Assume from now on that the GLM satisfies the usual regularity assumptions, $X$ has full column rank, and $\sigma^{2}$ is known and satisfies $1 / \sigma^{2} \in \mathbb{N}$.

(b) Let $\tilde{Y}:=\left(\tilde{Y}_{1}, \ldots, \tilde{Y}_{n / \sigma^{2}}\right)^{T}$ be the output variables of a GLM from the same family as that of part (a) and parameters $\tilde{\mu}:=\left(\tilde{\mu}_{1}, \ldots, \tilde{\mu}_{n / \sigma^{2}}\right)^{T}$ and $\tilde{\sigma}^{2}:=\left(\tilde{\sigma}_{1}^{2}, \ldots, \tilde{\sigma}_{n / \sigma^{2}}^{2}\right)$. Suppose the output variables may be split into $n$ blocks of size $1 / \sigma^{2}$ with constant parameters. To be precise, for each block $i=1, \ldots, n$, if $j \in\left\{(i-1) / \sigma^{2}+1, \ldots, i / \sigma^{2}\right\}$ then

$$\tilde{\mu}_{j}=\mu_{i} \quad \text { and } \quad \tilde{\sigma}_{j}^{2}=a_{i}$$

with $\mu_{i}=\mu_{i}(\beta)$ and $a_{i}$ defined as in part $($ a $)$. Let $\bar{Y}:=\left(\bar{Y}_{1}, \ldots, \bar{Y}_{n}\right)^{T}$, where $\bar{Y}_{i}:=$ $\sigma^{2} \sum_{k=1}^{1 / \sigma^{2}} \tilde{Y}_{(i-1) / \sigma^{2}+k}$.

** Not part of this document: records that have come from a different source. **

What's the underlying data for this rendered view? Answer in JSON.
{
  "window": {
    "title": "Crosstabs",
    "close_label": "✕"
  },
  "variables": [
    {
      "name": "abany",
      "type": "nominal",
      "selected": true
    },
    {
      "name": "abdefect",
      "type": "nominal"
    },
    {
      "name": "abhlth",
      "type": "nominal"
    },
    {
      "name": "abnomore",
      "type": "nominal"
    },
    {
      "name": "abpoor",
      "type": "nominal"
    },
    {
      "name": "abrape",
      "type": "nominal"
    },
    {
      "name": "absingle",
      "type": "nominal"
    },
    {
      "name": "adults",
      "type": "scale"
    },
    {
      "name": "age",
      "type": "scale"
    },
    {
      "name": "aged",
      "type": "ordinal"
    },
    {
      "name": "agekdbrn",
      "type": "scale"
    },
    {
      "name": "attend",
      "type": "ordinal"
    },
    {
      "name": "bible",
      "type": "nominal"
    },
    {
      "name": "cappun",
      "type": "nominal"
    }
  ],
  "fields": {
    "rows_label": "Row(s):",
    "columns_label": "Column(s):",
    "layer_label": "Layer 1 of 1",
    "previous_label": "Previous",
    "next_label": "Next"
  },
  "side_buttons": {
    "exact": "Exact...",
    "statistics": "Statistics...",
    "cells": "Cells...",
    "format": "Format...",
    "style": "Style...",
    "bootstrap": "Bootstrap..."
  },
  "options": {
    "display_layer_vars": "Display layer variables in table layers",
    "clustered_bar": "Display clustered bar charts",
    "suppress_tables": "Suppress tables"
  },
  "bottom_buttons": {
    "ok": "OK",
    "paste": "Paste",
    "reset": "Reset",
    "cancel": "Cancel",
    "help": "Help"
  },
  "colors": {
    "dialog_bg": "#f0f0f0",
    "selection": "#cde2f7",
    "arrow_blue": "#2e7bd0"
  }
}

(i) Show that $\bar{Y}$ is equal to $Y$ in distribution. [Hint: you may use without proof that moment generating functions uniquely determine distributions from exponential dispersion families.]

(ii) For any $\tilde{y} \in \mathbb{R}^{n / \sigma^{2}}$, let $\bar{y}=\left(\bar{y}_{1}, \ldots, \bar{y}_{n}\right)^{T}$, where $\bar{y}_{i}:=\sigma^{2} \sum_{k=1}^{1 / \sigma^{2}} \tilde{y}_{(i-1) / \sigma^{2}+k}$. Show that the model function of $\tilde{Y}$ satisfies

$$f\left(\tilde{y} ; \tilde{\mu}, \tilde{\sigma}^{2}\right)=g_{1}\left(\bar{y} ; \tilde{\mu}, \tilde{\sigma}^{2}\right) \times g_{2}\left(\tilde{y} ; \tilde{\sigma}^{2}\right)$$

for some functions $g_{1}, g_{2}$, and conclude that $\bar{Y}$ is a sufficient statistic for $\beta$ from $\tilde{Y}$.

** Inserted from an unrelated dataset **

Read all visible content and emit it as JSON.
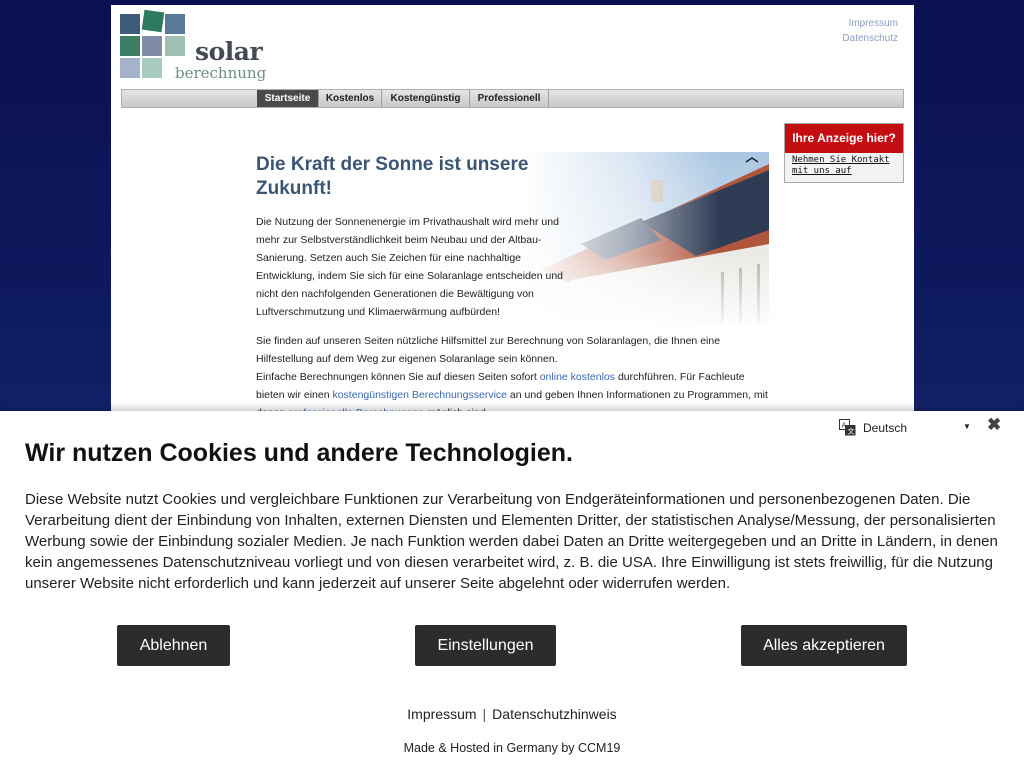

(iii) For the model and data from part (a), let $\hat{\mu}$ be the maximum likelihood estimator for $\mu$ and let $D(Y ; \mu)$ be the deviance at $\mu$. Using (i) and (ii), show that

$$\frac{D(Y ; \hat{\mu})}{\sigma^{2}}={ }^{d} 2 \log \left\{\frac{\sup _{\tilde{\mu}^{\prime} \in \widetilde{\mathcal{M}}_{1}} f\left(\tilde{Y} ; \tilde{\mu}^{\prime}, \tilde{\sigma}^{2}\right)}{\sup _{\tilde{\mu}^{\prime} \in \widetilde{\mathcal{M}}_{0}} f\left(\tilde{Y} ; \tilde{\mu}^{\prime}, \tilde{\sigma}^{2}\right)}\right\}$$

where $=^{d}$ means equality in distribution and $\widetilde{\mathcal{M}}_{0}$ and $\widetilde{\mathcal{M}}_{1}$ are nested subspaces of $\mathbb{R}^{n / \sigma^{2}}$ which you should specify. Argue that $\operatorname{dim}\left(\widetilde{\mathcal{M}}_{1}\right)=n$ and $\operatorname{dim}\left(\widetilde{\mathcal{M}}_{0}\right)=p$, and, assuming the usual regularity assumptions, conclude that

$$\frac{D(Y ; \hat{\mu})}{\sigma^{2}} \rightarrow^{d} \chi_{n-p}^{2} \quad \text { as } \sigma^{2} \rightarrow 0$$

stating the name of the result from class that you use.